Personal vs Business Credit Score: What’s The Difference
Today, financial organisations offer different types of loans catering to the specific needs of individuals and business entities. These loans have distinct eligibility criteria, documentation processes, and credit score requirements. When you apply for any kind of loan for your personal purposes, financial organisations will consider your personal credit score to determine your eligibility. Similarly, if you apply for a credit for business purposes, then the lenders will take into account your business credit score or rank.
While both business and personal credit scores may seem similar on the surface, they are quite different from each other. In this guide, we discuss the difference between business and personal credit scores. Read on!
What is a personal credit score?
A personal credit score is essentially a three-digit number ranging from 300 to 900. It is a reflection of your creditworthiness and ability to repay debts in your personal capacity. The credit bureaus determine the score based on credit data gathered from different financial institutions.
If your credit score is high, i.e., more than 700 and closer to 900, financial institutions may consider you a risk-free borrower, and you may have better chances of getting the loan approval at an affordable interest rate.
The credit bureaus consider the following factors to determine your personal credit score:
• Payment history
If you have repaid your loan EMIs (equated monthly instalments) and credit bills on time in the past, it will reflect your good personal credit history. Also, such responsible financial behaviour will help improve your credit score.
• Loan tenure
The tenure of the loan you avail yourself of has a significant impact on your credit score. If you avail a loan for a longer term and repay all the EMIs on time, your credit score will improve over a period. The credit term accounts for 15% of the credit score.
• Credit mix
Credit mix refers to the loan portfolio. And if you have a good mix of secured and unsecured loans in your portfolio, like personal loans, home loans, etc., your chances of having a higher credit score would be higher.

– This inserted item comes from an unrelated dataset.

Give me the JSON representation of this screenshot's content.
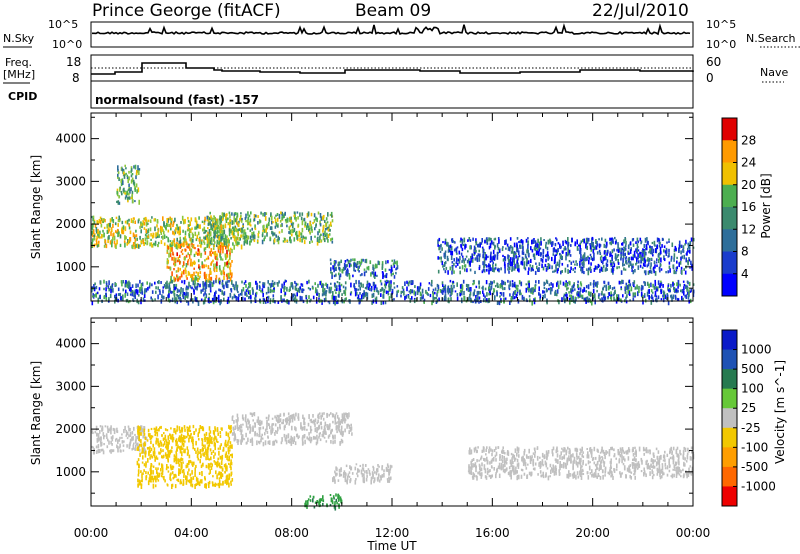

What is a business credit score?
A business credit score is a reflection of your business entity’s creditworthiness and financial standing. Here, the business stability and debts associated with the company are considered to determine the business credit score.
If your enterprise has a poor reputation of defaulting on payments or has filed for bankruptcy, the financial organisations may view your business as a risky business and reject your loan request.
The credit bureaus consider the following factors to determine business credit score:
• Business vintage
Business vintage refers to the number of years your enterprise has been taking and retiring debt. The older your organisation is, the better the chances of the business credit score being high. In the context of a business loan, most lenders prefer extending loans to enterprises that are at least five years old; this will help improve your chances of getting loan approval without any hassles.
• Debt repayment history
The number of credits you have availed for your business enterprise in the last nine months has a direct impact on the business credit score. Additionally, every time you apply for a new loan for your business, the lending organisations will initiate a hard inquiry into your business’s credit standing and request a credit report from the bureaus. Having too many inquiries within a short time may affect your credibility.
• Credit Utilization
Higher utilization percentage on working capital limits is often an indicator of financial stress that a business entity is going through. This might negatively hamper an entity’s credit score or rank.
• Adverse Information
If you have failed to repay your loan in the last several years or any lender has initiated legal action against your business entity for defaulting, or your business entity has been tagged as a wilful defaulter, or certain credit facilities have been written off, then it may affect your business creditworthiness and credit score in a negative way.
Conclusion
The key difference is that your personal credit score indicates your ability to repay your EMIs and credit card bills, whereas the business credit score or rank indicates your business entity’s ability to repay its credit facilities. No matter the type of loan you are applying for, be it for personal or business purposes, your credit score is vital. It is a good practice to get a business credit check report and review it carefully to understand your business’s current rating, and you can make an informed business loan borrowing decision.
If you own a small business enterprise that comes under the MSME (micro, small and medium enterprise) category, it is better to maintain good personal and business credit scores as they may impact different aspects of your finances.